Dentro desta temática, Garotos
de Programa certamente está diretamente em contato com os filmes
feitos "em torno" dele (Drugstore e Até as
Vaqueiras Ficam Tristes), pela proximidade bastante direta com um
olhar muito específico sobre a cultura e o jovem americano (e a
mitologia da estrada e da marginalidade): aquele dos "beatniks".
A liberdade narrativa que Van Sant exerce aqui, e o tratamento que dá
à noção de "construção de personagens"
deixam esta influência bem clara – o elogio (problematizado sempre,
aliás, visto mais como única saída possível)
a uma conduta anárquica-libertária está no filme
não só tematizada, mas na sua própria forma, tanto
em estrutura como em estética. Alguns momentos deixam isso especialmente
claro (como a utilização da animação das capas
de revistas numa banca), mas a principal evidência é menos
facilmente destacável do que sentida.
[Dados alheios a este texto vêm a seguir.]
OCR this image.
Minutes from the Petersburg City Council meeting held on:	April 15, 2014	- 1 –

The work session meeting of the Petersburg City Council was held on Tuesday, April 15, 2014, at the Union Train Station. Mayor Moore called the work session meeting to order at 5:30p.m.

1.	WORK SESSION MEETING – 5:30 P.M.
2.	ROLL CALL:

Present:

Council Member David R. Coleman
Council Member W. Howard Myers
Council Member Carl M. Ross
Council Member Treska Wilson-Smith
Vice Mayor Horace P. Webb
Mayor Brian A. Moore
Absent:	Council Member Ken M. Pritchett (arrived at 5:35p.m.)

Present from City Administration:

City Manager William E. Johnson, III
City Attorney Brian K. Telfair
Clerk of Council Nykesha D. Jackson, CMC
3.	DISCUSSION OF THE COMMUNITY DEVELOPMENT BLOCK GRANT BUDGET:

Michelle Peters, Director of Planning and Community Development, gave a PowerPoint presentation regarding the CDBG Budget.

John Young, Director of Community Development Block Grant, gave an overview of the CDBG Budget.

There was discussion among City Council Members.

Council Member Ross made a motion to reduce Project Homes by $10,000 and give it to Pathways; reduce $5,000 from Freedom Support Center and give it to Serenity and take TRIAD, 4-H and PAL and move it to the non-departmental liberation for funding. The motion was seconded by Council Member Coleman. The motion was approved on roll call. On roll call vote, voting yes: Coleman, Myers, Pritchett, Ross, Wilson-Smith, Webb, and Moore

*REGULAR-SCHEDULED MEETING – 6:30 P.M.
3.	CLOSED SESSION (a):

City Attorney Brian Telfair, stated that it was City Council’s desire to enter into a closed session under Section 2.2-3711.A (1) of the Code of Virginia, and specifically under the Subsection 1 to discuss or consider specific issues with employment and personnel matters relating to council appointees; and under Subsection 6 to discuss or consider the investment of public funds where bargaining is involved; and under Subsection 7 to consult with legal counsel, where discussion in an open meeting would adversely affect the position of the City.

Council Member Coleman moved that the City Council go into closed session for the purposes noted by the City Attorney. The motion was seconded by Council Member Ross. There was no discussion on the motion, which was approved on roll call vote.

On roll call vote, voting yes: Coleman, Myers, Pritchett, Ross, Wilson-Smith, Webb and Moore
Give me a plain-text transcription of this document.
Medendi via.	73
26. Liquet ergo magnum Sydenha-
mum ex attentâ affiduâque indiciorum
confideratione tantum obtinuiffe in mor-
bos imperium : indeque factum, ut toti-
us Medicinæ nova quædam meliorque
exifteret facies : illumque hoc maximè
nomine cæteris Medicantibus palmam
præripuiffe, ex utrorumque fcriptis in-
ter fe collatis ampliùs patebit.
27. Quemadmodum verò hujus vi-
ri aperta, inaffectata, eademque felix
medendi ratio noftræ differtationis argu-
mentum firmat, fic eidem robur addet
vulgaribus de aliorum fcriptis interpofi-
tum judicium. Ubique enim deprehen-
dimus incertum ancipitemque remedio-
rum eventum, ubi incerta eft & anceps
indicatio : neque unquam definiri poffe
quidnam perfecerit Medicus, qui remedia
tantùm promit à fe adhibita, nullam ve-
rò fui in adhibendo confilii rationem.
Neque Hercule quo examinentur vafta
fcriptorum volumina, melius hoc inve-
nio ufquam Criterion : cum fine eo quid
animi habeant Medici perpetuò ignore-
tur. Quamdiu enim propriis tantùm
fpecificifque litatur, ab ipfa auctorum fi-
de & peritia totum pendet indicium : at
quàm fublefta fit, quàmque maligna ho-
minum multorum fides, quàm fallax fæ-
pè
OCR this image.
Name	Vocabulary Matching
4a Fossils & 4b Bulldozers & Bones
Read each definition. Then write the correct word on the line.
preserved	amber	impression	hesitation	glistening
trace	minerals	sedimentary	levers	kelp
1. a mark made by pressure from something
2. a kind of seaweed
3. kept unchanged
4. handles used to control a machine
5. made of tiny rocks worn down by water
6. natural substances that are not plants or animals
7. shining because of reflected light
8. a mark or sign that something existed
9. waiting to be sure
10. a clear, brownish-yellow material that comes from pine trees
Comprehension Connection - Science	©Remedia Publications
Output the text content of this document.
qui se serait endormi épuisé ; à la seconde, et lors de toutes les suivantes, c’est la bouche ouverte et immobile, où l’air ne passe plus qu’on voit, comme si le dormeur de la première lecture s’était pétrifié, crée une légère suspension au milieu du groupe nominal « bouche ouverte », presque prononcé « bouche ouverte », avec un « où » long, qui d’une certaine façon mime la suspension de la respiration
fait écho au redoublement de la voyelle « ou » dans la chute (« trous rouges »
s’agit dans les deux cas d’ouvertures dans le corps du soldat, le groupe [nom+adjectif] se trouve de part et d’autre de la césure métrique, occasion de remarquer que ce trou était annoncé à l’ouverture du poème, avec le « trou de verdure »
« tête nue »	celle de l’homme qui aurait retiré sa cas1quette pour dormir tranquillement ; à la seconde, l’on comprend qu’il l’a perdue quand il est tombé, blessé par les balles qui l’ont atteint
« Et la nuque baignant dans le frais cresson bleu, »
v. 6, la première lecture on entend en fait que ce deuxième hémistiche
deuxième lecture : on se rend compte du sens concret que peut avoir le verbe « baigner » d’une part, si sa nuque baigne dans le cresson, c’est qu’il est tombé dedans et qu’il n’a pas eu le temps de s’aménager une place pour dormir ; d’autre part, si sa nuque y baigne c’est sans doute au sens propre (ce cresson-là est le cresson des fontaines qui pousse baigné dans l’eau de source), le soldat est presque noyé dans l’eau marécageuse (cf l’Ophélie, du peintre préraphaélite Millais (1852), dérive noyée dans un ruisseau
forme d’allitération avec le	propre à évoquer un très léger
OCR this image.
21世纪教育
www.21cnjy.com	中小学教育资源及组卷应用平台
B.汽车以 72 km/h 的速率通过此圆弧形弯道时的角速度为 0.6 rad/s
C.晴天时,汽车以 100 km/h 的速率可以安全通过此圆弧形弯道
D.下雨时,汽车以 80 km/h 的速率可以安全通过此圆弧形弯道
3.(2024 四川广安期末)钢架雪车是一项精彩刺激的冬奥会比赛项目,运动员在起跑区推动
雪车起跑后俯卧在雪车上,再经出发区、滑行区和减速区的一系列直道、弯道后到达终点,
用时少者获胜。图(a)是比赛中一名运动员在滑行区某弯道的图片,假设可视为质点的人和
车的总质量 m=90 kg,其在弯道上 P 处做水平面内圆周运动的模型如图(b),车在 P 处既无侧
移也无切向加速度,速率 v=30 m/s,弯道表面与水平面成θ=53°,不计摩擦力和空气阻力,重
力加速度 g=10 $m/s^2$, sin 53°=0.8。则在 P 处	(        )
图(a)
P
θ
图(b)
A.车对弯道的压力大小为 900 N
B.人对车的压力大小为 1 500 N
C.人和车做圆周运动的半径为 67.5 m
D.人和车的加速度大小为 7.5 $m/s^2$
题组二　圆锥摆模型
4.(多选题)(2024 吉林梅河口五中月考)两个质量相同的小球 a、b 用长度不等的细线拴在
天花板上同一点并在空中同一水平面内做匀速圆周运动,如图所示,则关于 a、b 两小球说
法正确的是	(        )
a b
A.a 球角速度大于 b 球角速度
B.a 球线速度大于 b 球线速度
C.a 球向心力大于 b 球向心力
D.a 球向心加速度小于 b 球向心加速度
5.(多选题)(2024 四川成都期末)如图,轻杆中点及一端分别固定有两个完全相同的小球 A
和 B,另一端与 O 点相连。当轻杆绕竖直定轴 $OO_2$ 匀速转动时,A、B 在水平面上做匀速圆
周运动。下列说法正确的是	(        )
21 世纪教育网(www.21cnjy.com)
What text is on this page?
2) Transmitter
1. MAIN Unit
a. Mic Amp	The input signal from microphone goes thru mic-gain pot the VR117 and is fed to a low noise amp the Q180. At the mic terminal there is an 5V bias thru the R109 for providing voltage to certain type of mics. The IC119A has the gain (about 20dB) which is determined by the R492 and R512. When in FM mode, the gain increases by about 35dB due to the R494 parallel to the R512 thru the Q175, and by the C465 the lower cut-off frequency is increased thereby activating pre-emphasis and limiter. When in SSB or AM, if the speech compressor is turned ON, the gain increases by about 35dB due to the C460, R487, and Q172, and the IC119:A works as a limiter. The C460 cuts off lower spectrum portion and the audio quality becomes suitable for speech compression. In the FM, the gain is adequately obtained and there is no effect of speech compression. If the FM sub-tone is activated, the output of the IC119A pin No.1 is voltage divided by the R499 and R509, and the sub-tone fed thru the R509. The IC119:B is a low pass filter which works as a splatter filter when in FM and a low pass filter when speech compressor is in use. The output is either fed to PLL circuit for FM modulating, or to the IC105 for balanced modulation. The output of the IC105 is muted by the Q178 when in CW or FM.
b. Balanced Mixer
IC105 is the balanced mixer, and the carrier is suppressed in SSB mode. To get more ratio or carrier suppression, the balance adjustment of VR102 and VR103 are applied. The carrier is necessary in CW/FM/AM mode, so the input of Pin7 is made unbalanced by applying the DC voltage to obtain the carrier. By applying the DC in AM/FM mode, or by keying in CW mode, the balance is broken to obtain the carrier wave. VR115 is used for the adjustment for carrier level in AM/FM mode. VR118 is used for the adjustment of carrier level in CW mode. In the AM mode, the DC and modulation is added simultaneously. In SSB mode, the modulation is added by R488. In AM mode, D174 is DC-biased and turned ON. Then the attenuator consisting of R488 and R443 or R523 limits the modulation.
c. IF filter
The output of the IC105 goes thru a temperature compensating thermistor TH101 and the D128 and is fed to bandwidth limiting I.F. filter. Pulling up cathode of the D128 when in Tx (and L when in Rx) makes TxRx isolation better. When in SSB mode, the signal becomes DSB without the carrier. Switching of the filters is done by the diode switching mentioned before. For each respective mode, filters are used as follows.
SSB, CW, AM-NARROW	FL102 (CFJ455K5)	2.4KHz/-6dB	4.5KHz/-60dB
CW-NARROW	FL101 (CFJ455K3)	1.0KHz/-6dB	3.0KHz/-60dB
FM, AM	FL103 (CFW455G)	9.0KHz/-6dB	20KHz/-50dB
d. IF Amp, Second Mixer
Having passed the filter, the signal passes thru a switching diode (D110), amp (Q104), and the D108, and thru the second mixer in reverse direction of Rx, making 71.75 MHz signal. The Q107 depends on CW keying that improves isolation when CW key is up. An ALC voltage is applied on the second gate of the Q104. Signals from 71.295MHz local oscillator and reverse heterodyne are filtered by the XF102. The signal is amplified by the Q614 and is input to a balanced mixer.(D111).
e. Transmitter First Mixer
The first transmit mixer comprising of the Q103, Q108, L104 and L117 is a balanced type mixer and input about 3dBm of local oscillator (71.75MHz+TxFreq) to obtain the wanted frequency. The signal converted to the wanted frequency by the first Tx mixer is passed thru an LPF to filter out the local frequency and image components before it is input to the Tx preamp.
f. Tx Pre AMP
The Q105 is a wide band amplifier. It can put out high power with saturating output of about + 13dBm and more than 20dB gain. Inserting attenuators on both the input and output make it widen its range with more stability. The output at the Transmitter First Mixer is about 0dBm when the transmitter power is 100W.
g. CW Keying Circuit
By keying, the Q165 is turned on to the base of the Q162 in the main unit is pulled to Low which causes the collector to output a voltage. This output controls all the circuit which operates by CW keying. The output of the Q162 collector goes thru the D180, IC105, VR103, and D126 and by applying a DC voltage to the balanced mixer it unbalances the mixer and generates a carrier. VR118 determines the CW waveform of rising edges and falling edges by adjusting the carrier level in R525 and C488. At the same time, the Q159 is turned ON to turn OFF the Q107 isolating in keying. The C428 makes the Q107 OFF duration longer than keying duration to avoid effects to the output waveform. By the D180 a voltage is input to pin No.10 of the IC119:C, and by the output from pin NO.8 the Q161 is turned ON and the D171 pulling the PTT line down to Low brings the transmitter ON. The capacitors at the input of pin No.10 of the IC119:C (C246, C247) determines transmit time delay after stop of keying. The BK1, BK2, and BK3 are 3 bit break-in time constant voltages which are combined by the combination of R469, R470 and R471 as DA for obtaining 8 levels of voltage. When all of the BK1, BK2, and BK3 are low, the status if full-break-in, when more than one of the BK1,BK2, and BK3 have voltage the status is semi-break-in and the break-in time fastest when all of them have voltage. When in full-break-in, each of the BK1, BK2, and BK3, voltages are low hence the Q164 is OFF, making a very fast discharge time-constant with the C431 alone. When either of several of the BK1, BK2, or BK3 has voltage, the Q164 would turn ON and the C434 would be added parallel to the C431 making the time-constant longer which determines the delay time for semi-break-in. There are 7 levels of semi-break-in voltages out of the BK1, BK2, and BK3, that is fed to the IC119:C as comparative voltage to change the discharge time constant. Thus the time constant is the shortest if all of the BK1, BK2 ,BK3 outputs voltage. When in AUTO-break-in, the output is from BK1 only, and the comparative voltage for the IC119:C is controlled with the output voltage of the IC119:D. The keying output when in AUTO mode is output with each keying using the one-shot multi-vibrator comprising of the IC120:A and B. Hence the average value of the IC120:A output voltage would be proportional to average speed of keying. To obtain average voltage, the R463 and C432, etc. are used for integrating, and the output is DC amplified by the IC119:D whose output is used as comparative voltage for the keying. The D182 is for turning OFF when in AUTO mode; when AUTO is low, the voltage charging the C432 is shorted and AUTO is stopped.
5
Um trabalho que vai desde
a direção de atores ao trabalho da escritura dos diálogos,
e numa narrativa que joga os personagens de forma claramente anti-naturalista
e necessariamente elíptica entre espaços distintos da paisagem
norte-americana, chegando até mesmo à Itália.
A única constante neste caminho é
a clara falta de completude encontrada em cada um deles, representada
de forma mais direta quando o personagem de Phoenix parte em busca da
mãe. A reconciliação com esta idéia de passado-herança
(que tem um tríptico formado pelas imagens em super-8 que assombram
Phoenix e a presença de dois "pais" de Keanu Reeves -
um físico e um "guru") é o que os personagens
buscam o tempo todo. Seu local no mundo parece indefinível justamente
pela incapacidade de encontrar uma solução para este dilema
(que de tão presente no filme, tem encarnação física
num certo "Family Tree Hotel" - quase um "Hotel da Árvore
Genealógica"), o que tem a ver diretamente com a fase de vida
pela qual os personagens passam, e a idéia de "amadurecer"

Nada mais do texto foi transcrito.